Será razoável assumir que o futuro próximo da educação será marcado por bolhas sociais de pequenos grupos de estudantes sujeitos a várias restrições de movimentos. Nesse novo ambiente, a realidade aumentada e virtual tornar-se-á imprescindível no ensino. Pensemos em viagens de estudo virtuais, reuniões de grupo virtuais e aprendizagens em grupo virtuais. Professores e alunos podem conhecer e interagir num ambiente online usando avatares.

Não há escapatória, vamos gastar uma quantidade significativa do nosso tempo nesses novos espaços virtuais. Mas não há razão para ficar com medo, não estamos a falar em transformar o ensino num jogo de playstation.

Num ambiente educacional pós-corona, a tecnologia VR não substitui o mundo real. Será exatamente o oposto. Ele complementará a realidade e abrirá portas para oportunidades sem precedentes e inexploradas, tornando as escolas uma experiência de aprendizagem imersiva e acelerada.

 

_ Boot Camps

A tradicional interação presencial e social continuará a ser relevante. Enquanto as regras de distanciamento social se aplicarem, as escolas que melhor se adaptarem a esta realidade oferecerão aos seus alunos sessão / laboratórios de grupo , onde os alunos se encontrarão, discutirão e aplicarão o que aprenderam “on-line”.

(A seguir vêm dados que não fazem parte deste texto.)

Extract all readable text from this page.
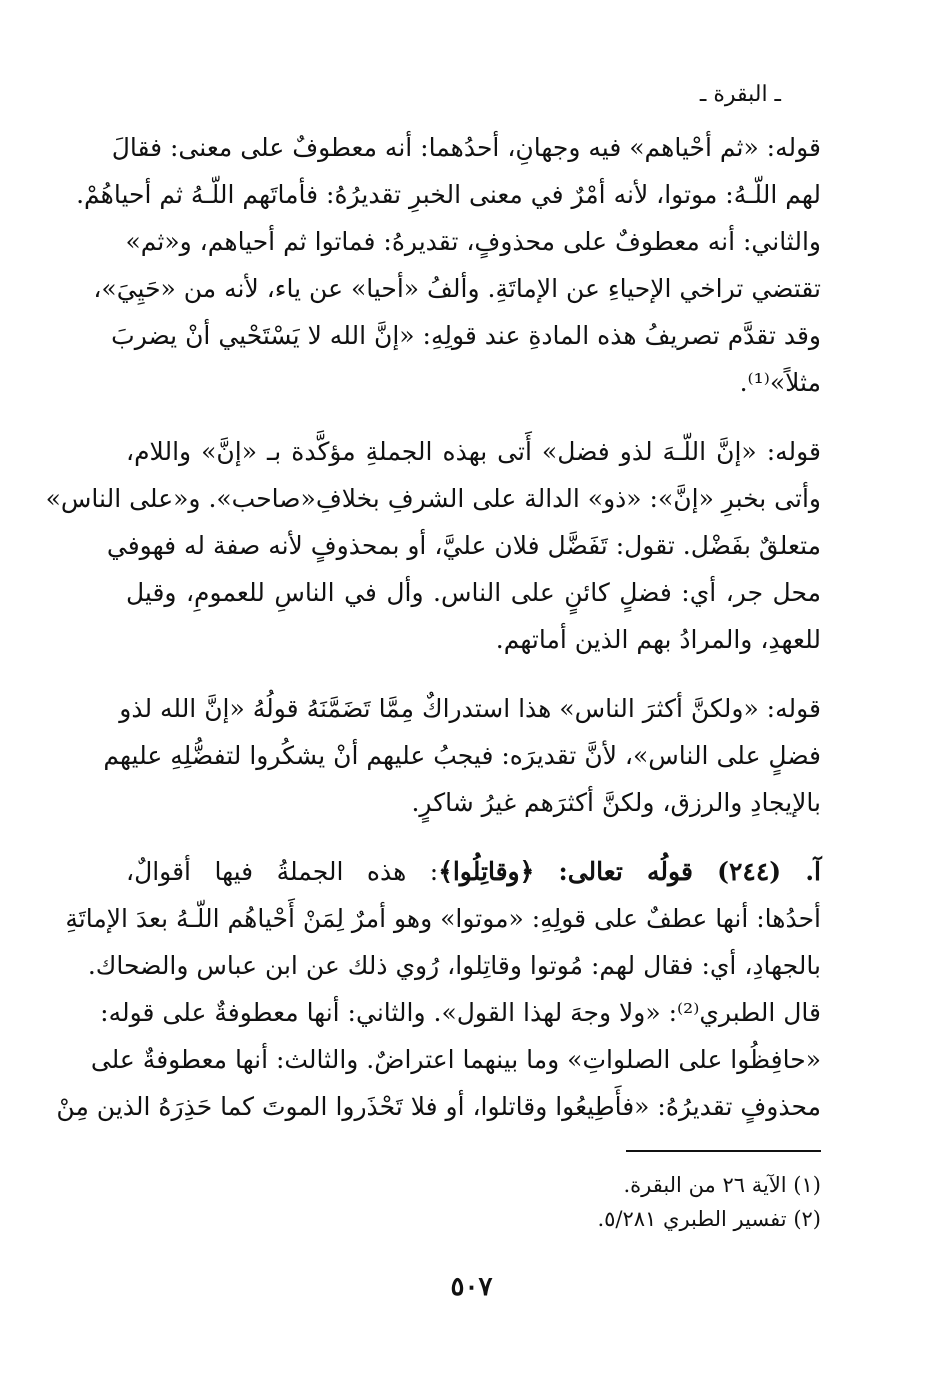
ـ البقرة ـ
قوله: «ثم أحْياهم» فيه وجهانِ، أحدُهما: أنه معطوفٌ على معنى: فقالَ
لهم اللّـهُ: موتوا، لأنه أمْرٌ في معنى الخبرِ تقديرُهُ: فأماتَهم اللّـهُ ثم أحياهُمْ.
والثاني: أنه معطوفٌ على محذوفٍ، تقديرهُ: فماتوا ثم أحياهم، و«ثم»
تقتضي تراخي الإحياءِ عن الإماتَةِ. وألفُ «أحيا» عن ياء، لأنه من «حَيِيَ»،
وقد تقدَّم تصريفُ هذه المادةِ عند قولِهِ: «إنَّ الله لا يَسْتَحْيي أنْ يضربَ
مثلاً»⁽¹⁾.
قوله: «إنَّ اللّـهَ لذو فضل» أَتى بهذه الجملةِ مؤكَّدة بـ «إنَّ» واللام،
وأتى بخبرِ «إنَّ»: «ذو» الدالة على الشرفِ بخلافِ«صاحب». و«على الناس»
متعلقٌ بفَضْل. تقول: تَفَضَّل فلان عليَّ، أو بمحذوفٍ لأنه صفة له فهوفي
محل جر، أي: فضلٍ كائنٍ على الناس. وأل في الناسِ للعمومِ، وقيل
للعهدِ، والمرادُ بهم الذين أماتهم.
قوله: «ولكنَّ أكثرَ الناس» هذا استدراكٌ مِمَّا تَضَمَّنَهُ قولُهُ «إنَّ الله لذو
فضلٍ على الناس»، لأنَّ تقديرَه: فيجبُ عليهم أنْ يشكُروا لتفضُّلِهِ عليهم
بالإيجادِ والرزق، ولكنَّ أكثرَهم غيرُ شاكرٍ.
آ. (٢٤٤) قولُه تعالى: ﴿وقاتِلُوا﴾: هذه الجملةُ فيها أقوالٌ،
أحدُها: أنها عطفٌ على قولِهِ: «موتوا» وهو أمرٌ لِمَنْ أَحْياهُم اللّـهُ بعدَ الإماتَةِ
بالجهادِ، أي: فقال لهم: مُوتوا وقاتِلوا، رُوي ذلك عن ابن عباس والضحاك.
قال الطبري⁽²⁾: «ولا وجهَ لهذا القول». والثاني: أنها معطوفةٌ على قوله:
«حافِظُوا على الصلواتِ» وما بينهما اعتراضٌ. والثالث: أنها معطوفةٌ على
محذوفٍ تقديرُهُ: «فأَطِيعُوا وقاتلوا، أو فلا تَحْذَروا الموتَ كما حَذِرَهُ الذين مِنْ
(١) الآية ٢٦ من البقرة.
(٢) تفسير الطبري ٥/٢٨١.
٥٠٧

Usando essas estratégias, podemos criar uma experiência educacional digital mais sintonizada com os anseios e propósitos das novas gerações.

Essa nova experiência educacional deve ser construída em torno de momentos mais curtos e intensos de co-aprendizagem que valorizam a solução criativa e colaborativa de problemas.

Pode ser difícil para algumas pessoas aceitarem, mas a educação precisa de aprender com o sucesso das empresas de social media e jogos e não simplesmente descartá-las rotulando-as de nocivas e / ou prejudiciais.

Para o bem ou para o mal, todos nós agora vivemos num mundo onde nossa atenção é motivada por “recompensas variáveis”. Pensemos nos “gostos” das redes sociais que nos levam a verificar constantemente o nível de aceitação dos nossos posts. Ou o conceito de “juice” nos jogos, pequenas recompensas ou conquistas que os jogos oferecem após a conclusão de uma tarefa e que as empresas de jogos usam para atrair a nossa atenção e nos manter “agarrados” ao jogo.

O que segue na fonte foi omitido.